Slovakia. Arms brokers and shipping agents have taken advantage of loose controls in Slovakia, including a legal loophole that permits weapons to transit through the country for up to seven days without a government license. Last month, a weapons shipment from Iran was impounded at Bratislava airport because the cargo was misdeclared on customs documents. It was apparently destined for Angola, with which Slovakia also engages in a direct arms trade despite that government's dismal human rights record.

In the case of direct exports, the Bratislava government maintains that it has halted all suspicious arms transactions and regularly checks the authenticity of the documents provided, but admits that it does not have the capacity to check whether weapons are in fact delivered to the authorized destinations.

We urge you to take these problems into consideration as you discuss jointly with the countries of central and eastern Europe what measure to take in the fight against terrorism. Many of the weaknesses that help make irresponsible arms deals possible-such as poor customs and border controls-also mar efforts to combat terrorism. As noted, without strict controls on the flow of weapons, arms can be made available to individuals and groups who are likely to misuse them. In this respect, efforts taken in the fight against terrorism and those designed to enhance controls over arms flows could be mutually reinforcing. For example, initiatives to improve border controls and increase intelligence exchanges could help prevent irresponsible weapons transfers; improved policing of weapons transfers and arms brokers could stem arms flows that risk falling into the wrong hands.
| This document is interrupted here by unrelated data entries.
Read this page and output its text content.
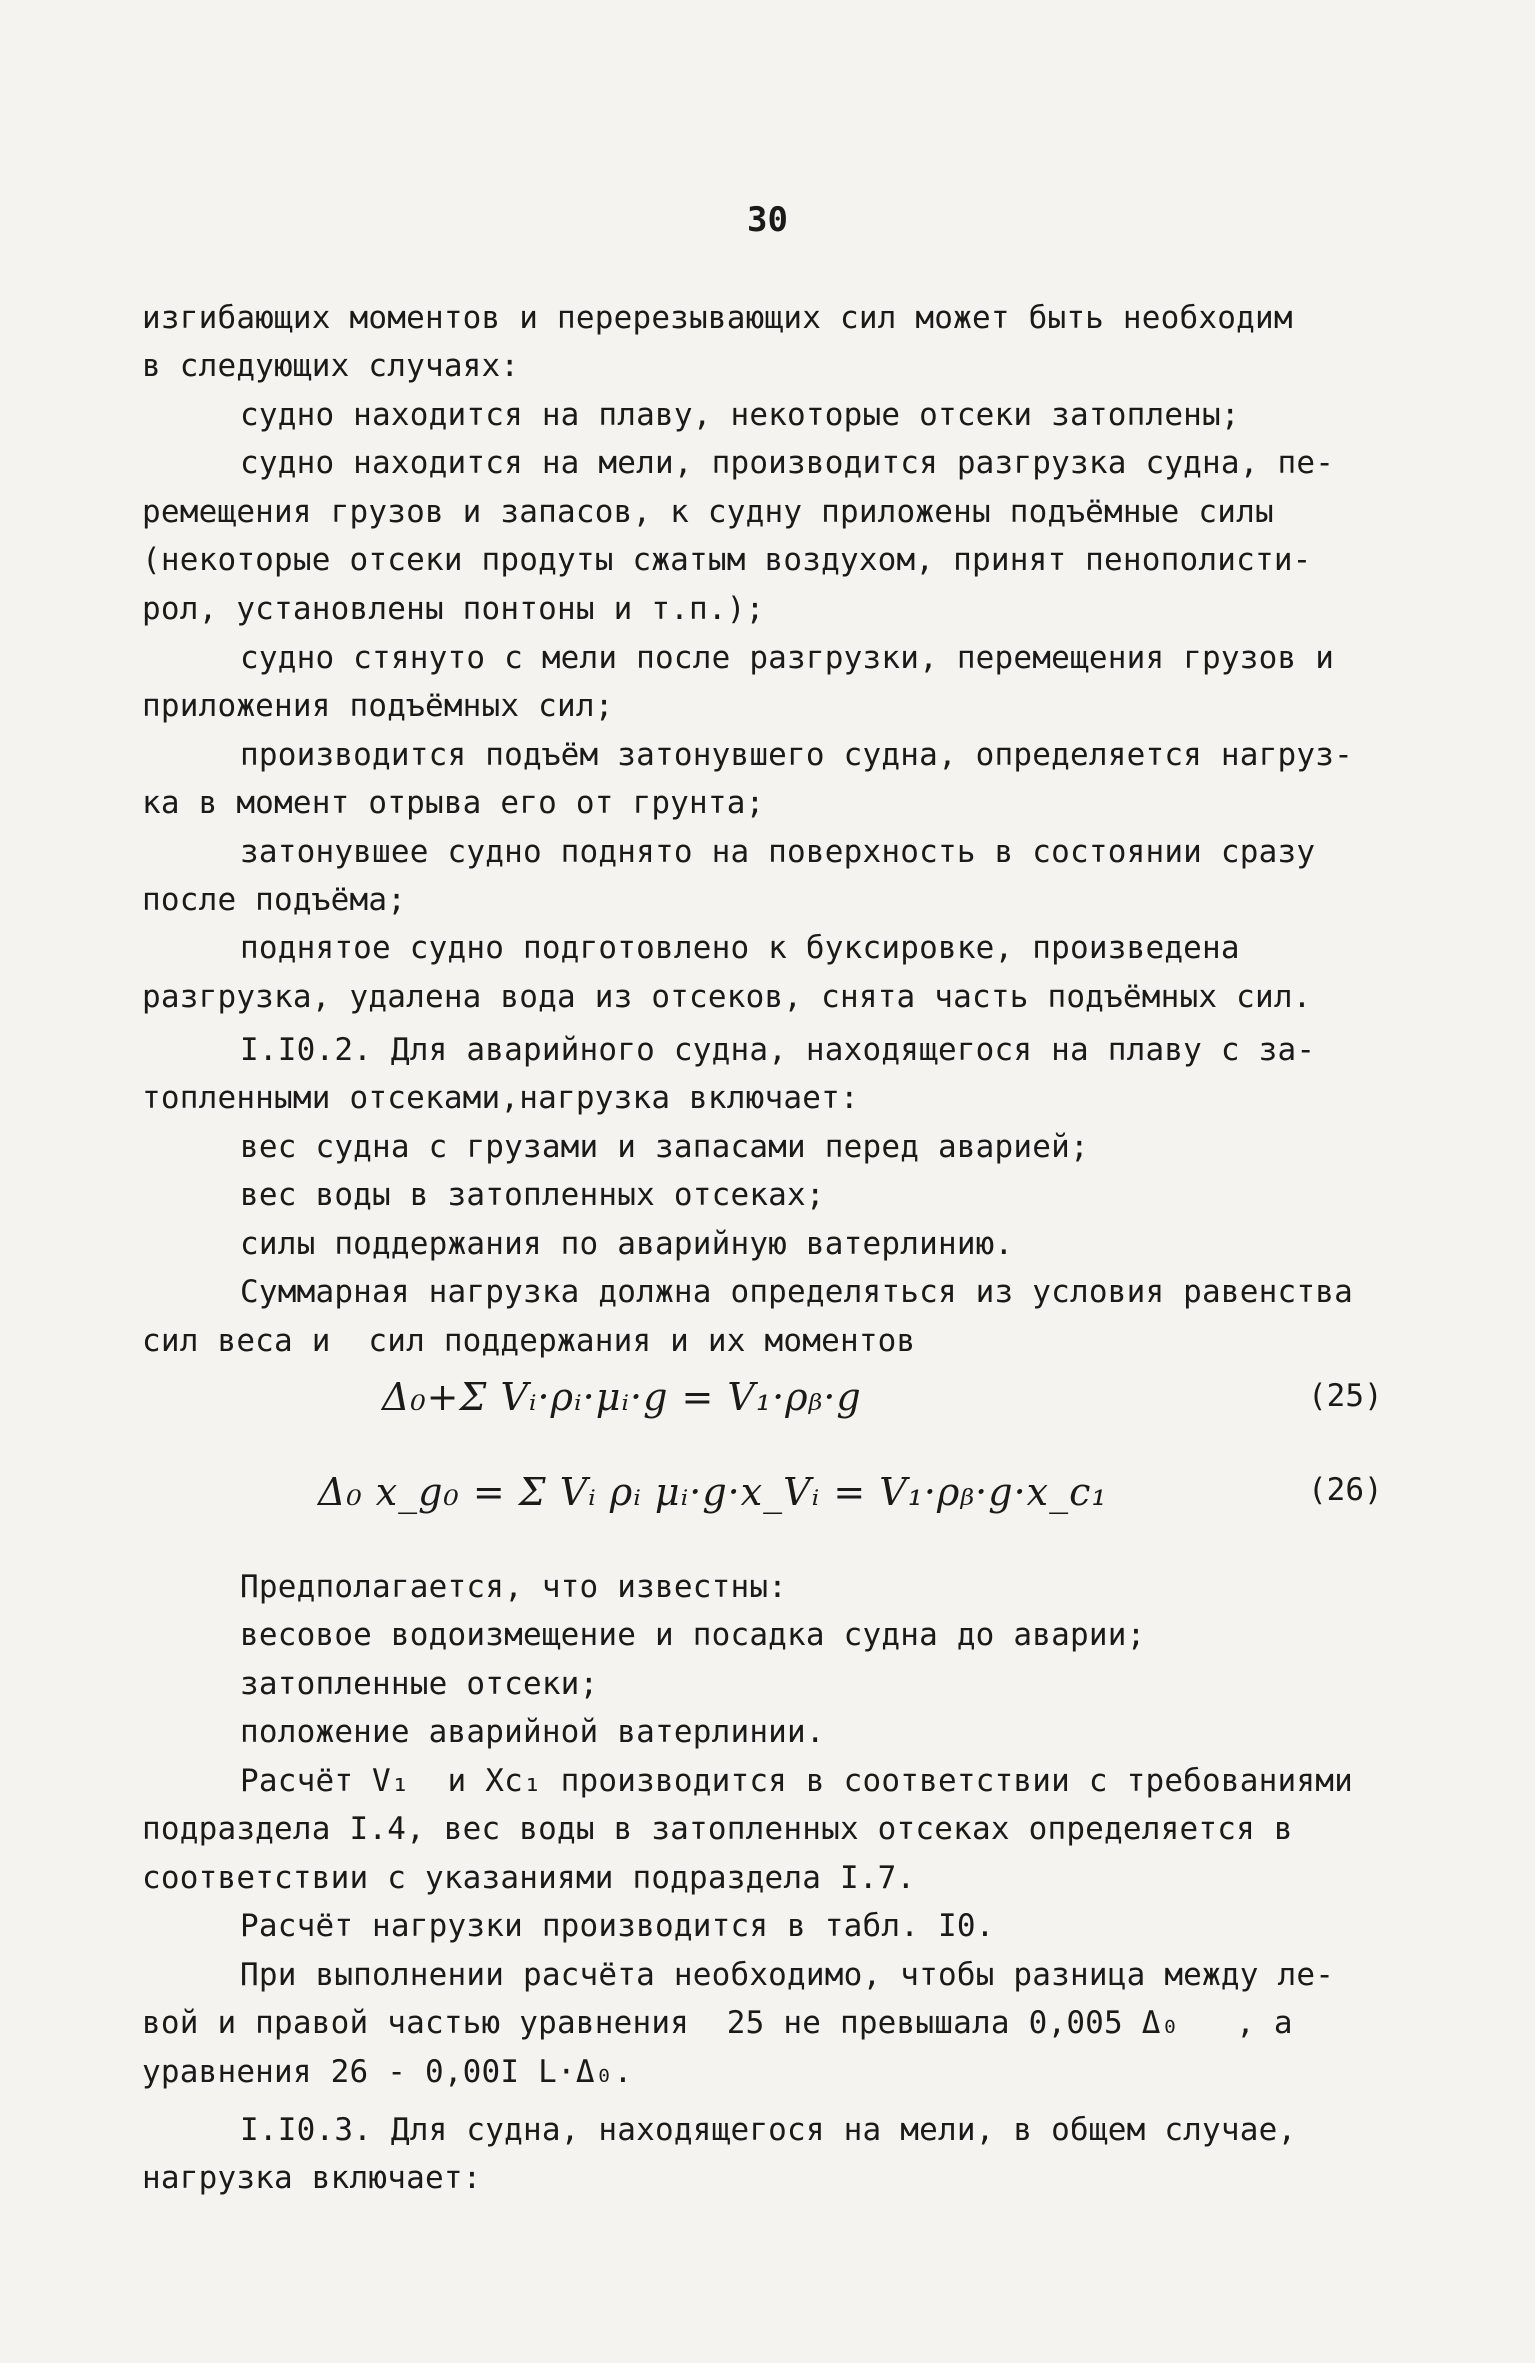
30
изгибающих моментов и перерезывающих сил может быть необходим
в следующих случаях:
судно находится на плаву, некоторые отсеки затоплены;
судно находится на мели, производится разгрузка судна, пе-
ремещения грузов и запасов, к судну приложены подъёмные силы
(некоторые отсеки продуты сжатым воздухом, принят пенополисти-
рол, установлены понтоны и т.п.);
судно стянуто с мели после разгрузки, перемещения грузов и
приложения подъёмных сил;
производится подъём затонувшего судна, определяется нагруз-
ка в момент отрыва его от грунта;
затонувшее судно поднято на поверхность в состоянии сразу
после подъёма;
поднятое судно подготовлено к буксировке, произведена
разгрузка, удалена вода из отсеков, снята часть подъёмных сил.
I.I0.2. Для аварийного судна, находящегося на плаву с за-
топленными отсеками,нагрузка включает:
вес судна с грузами и запасами перед аварией;
вес воды в затопленных отсеках;
силы поддержания по аварийную ватерлинию.
Суммарная нагрузка должна определяться из условия равенства
сил веса и  сил поддержания и их моментов
Δ₀+Σ Vᵢ·ρᵢ·μᵢ·g = V₁·ρᵦ·g	(25)
Δ₀ x_g₀ = Σ Vᵢ ρᵢ μᵢ·g·x_Vᵢ = V₁·ρᵦ·g·x_c₁	(26)
Предполагается, что известны:
весовое водоизмещение и посадка судна до аварии;
затопленные отсеки;
положение аварийной ватерлинии.
Расчёт V₁  и Xc₁ производится в соответствии с требованиями
подраздела I.4, вес воды в затопленных отсеках определяется в
соответствии с указаниями подраздела I.7.
Расчёт нагрузки производится в табл. I0.
При выполнении расчёта необходимо, чтобы разница между ле-
вой и правой частью уравнения  25 не превышала 0,005 Δ₀   , а
уравнения 26 - 0,00I L·Δ₀.
I.I0.3. Для судна, находящегося на мели, в общем случае,
нагрузка включает:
We would like to note that the leverage afforded by the process of E.U. enlargement, as well as the actions of the E.U. and individual member states to enhance transparency and restraint in the international arms trade and encourage needed reforms in central and eastern Europe, has been an important factor explaining the recognition by several of these countries that they must tighten arms trade controls. Relenting now in favor of a single-minded focus on terrorism that ignores the threats to security posed by uncontrolled arms transfers would send an unfortunate signal that efforts to rein in the arms trade may be abandoned, a casualty of the fight against terrorism.
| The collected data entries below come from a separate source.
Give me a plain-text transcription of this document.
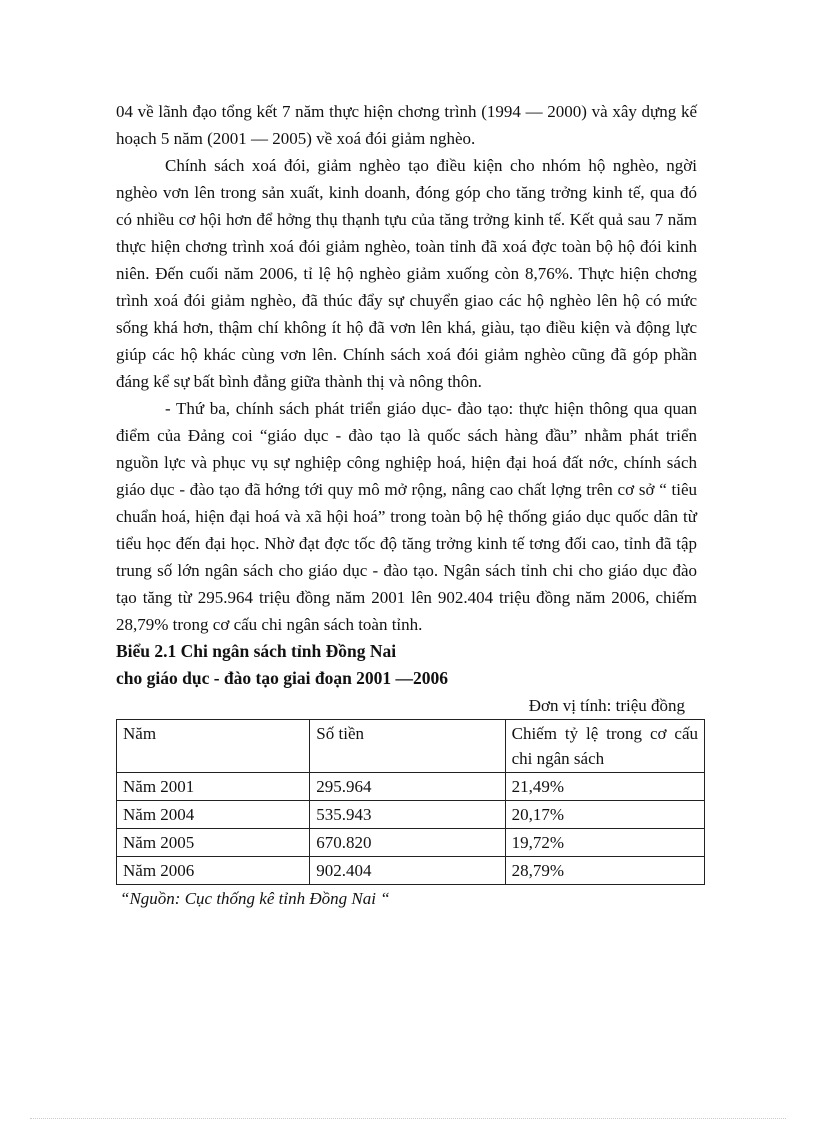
04 về lãnh đạo tổng kết 7 năm thực hiện chơng trình (1994 — 2000) và xây dựng kế hoạch 5 năm (2001 — 2005) về xoá đói giảm nghèo.

Chính sách xoá đói, giảm nghèo tạo điều kiện cho nhóm hộ nghèo, ngời nghèo vơn lên trong sản xuất, kinh doanh, đóng góp cho tăng trởng kinh tế, qua đó có nhiều cơ hội hơn để hởng thụ thạnh tựu của tăng trởng kinh tế. Kết quả sau 7 năm thực hiện chơng trình xoá đói giảm nghèo, toàn tỉnh đã xoá đợc toàn bộ hộ đói kinh niên. Đến cuối năm 2006, tỉ lệ hộ nghèo giảm xuống còn 8,76%. Thực hiện chơng trình xoá đói giảm nghèo, đã thúc đẩy sự chuyển giao các hộ nghèo lên hộ có mức sống khá hơn, thậm chí không ít hộ đã vơn lên khá, giàu, tạo điều kiện và động lực giúp các hộ khác cùng vơn lên. Chính sách xoá đói giảm nghèo cũng đã góp phần đáng kể sự bất bình đẳng giữa thành thị và nông thôn.

- Thứ ba, chính sách phát triển giáo dục- đào tạo: thực hiện thông qua quan điểm của Đảng coi “giáo dục - đào tạo là quốc sách hàng đầu” nhằm phát triển nguồn lực và phục vụ sự nghiệp công nghiệp hoá, hiện đại hoá đất nớc, chính sách giáo dục - đào tạo đã hớng tới quy mô mở rộng, nâng cao chất lợng trên cơ sở “ tiêu chuẩn hoá, hiện đại hoá và xã hội hoá” trong toàn bộ hệ thống giáo dục quốc dân từ tiểu học đến đại học. Nhờ đạt đợc tốc độ tăng trởng kinh tế tơng đối cao, tỉnh đã tập trung số lớn ngân sách cho giáo dục - đào tạo. Ngân sách tỉnh chi cho giáo dục đào tạo tăng từ 295.964 triệu đồng năm 2001 lên 902.404 triệu đồng năm 2006, chiếm 28,79% trong cơ cấu chi ngân sách toàn tỉnh.

Biểu 2.1 Chi ngân sách tỉnh Đồng Nai

cho giáo dục - đào tạo giai đoạn 2001 —2006

Đơn vị tính: triệu đồng

Năm	Số tiền	Chiếm tỷ lệ trong cơ cấu chi ngân sách
Năm 2001	295.964	21,49%
Năm 2004	535.943	20,17%
Năm 2005	670.820	19,72%
Năm 2006	902.404	28,79%

“Nguồn: Cục thống kê tỉnh Đồng Nai “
Given the importance of strict arms trade controls, both in their own right and in relation to anti-terrorism efforts, we would like to suggest ways in which the E.U. can promote needed changes. In particular, we urge E.U. member states to take up action in three priority areas:

  • Promote the harmonization of arms trade controls within the E.U. to the highest possible standard and actively encourage candidate countries to undertake needed reforms to meet those standards. Provide technical, legal, and other assistance, as appropriate, to support national arms trade reform efforts by aspirant E.U. members. Continue to support the improvement of customs, border and other controls that have a bearing on arms trafficking in central and southeastern Europe.
  • Provide incentives, including financial assistance, for the responsible disposal (e.g., through destruction) of surplus military equipment held by candidate countries. Target heavy conventional weapons systems, as well as small arms and light weapons.
  • Explicitly identify responsible arms trading practices, including strict arms trade controls and the disposal of surplus weapons in conformity with human rights criteria, as a requirement for E.U. membership. Unambiguously declare that the 1998 E.U. Code of Conduct on Arms Exports forms part of the acquis communautaire, to which aspirant countries must conform.

Thank you very much for your consideration.


Joost R. Hiltermann
Executive Director
Arms Division

Lotte Leicht
Brussels Office

Cc: Permanent Representations to the E.U.